Meetings and Events

"Once again, I've done something no one asked for": New (and old!) C/C++ compilers for your next *BSD adventure: a tale of advocacy: and a sub-sub-subtitle to drum up intrigue, Brian Callahan
2024-08-07 @ 18:45 EDT (22:45 UTC) - NYU Tandon Engineering Building (new), 370 Jay St, 7th Floor kitchen area, Brooklyn +

At NYCBSDCon 2007, a talk titled "BSD is Dying" took the world by storm. Two years later at DCBSDCon 2009, we got the follow-up "BSD is (Still) Dying." A year later, "BSD Needs Books" was presented at NYCBSDCon 2010, followed up with "BSD Breaking Barriers" at NYCBSDCon 2014.

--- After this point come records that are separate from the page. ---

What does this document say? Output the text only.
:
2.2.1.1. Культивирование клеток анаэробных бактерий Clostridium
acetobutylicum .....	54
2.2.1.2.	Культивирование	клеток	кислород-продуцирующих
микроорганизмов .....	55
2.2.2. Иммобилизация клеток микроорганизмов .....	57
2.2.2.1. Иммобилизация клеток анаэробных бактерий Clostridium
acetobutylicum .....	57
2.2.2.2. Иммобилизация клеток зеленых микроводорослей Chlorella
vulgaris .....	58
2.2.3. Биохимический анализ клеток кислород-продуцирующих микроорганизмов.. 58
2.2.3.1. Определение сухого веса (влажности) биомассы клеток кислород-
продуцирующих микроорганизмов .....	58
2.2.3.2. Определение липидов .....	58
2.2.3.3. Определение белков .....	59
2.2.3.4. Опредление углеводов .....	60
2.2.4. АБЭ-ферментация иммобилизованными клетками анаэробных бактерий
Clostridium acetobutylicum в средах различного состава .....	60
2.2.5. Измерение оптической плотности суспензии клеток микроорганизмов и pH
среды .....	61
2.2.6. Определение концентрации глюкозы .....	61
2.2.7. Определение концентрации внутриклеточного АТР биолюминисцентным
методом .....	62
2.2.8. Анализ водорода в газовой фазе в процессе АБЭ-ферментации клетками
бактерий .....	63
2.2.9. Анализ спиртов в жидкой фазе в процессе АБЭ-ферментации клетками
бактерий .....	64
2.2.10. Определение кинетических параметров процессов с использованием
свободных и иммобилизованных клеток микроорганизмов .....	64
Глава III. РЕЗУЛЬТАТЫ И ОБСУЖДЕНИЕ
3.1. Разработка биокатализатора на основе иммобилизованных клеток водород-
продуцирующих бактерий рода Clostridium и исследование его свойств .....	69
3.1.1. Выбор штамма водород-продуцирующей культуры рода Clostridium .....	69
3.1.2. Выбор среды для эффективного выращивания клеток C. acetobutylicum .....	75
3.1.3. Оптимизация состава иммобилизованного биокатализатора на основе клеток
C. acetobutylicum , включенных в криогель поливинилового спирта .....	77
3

These excellent presentations fall into what I call "BSD advocacy for everyone" talks. That is, talks that can get anyone excited about joining the *BSD community and fully bringing themselves and their skills and gifts to our little piece of human history. But the most recent of the talks above is a decade old at this point. What should a "BSD advocacy for everyone" talk look like in 2024? How ought we communicate the value of the software and ourselves to the broader world today?

Come with me on an exciting journey on how I wrangled the proprietary Oracle Developer Studio and Intel oneAPI DPC++/C++ compilers to run on FreeBSD and NetBSD and output native binaries for those operating systems. This journey is interesting to our question of "*BSD advocacy for everyone" by highlighting the power of the BSDs, the flexibility to undertake and excel at any task you might throw at them, and how many of the perceived problems those on the outside might feel "hold us back" are social, not technical, in nature, and how we can lead in turning the tide on outsiders' thinking in myriads of easy and small, large, and in-between ways.

This talk will leave you with more than a few laughs, insights on "porting" proprietary software to the BSDs, and energized to be a *BSD advocate in your communities.

Brian has been around the BSD community since 2005, NYCBUG since 2010, and got his OpenBSD account in 2013; he primarily works on OpenBSD ports. In 2014, he moved to Troy, NY, where he has lived ever since. He still does not appreciate the harsh upstate NY winters. Brian is the Graduate Program Director for and a Senior Lecturer in the Information Technology & Web Science program at Rensselaer Polytechnic Institute, and the Founder and Director of the Rensselaer Cybersecurity Collaboratory, the cybersecurity research lab and nationally leading CTF team at RPI.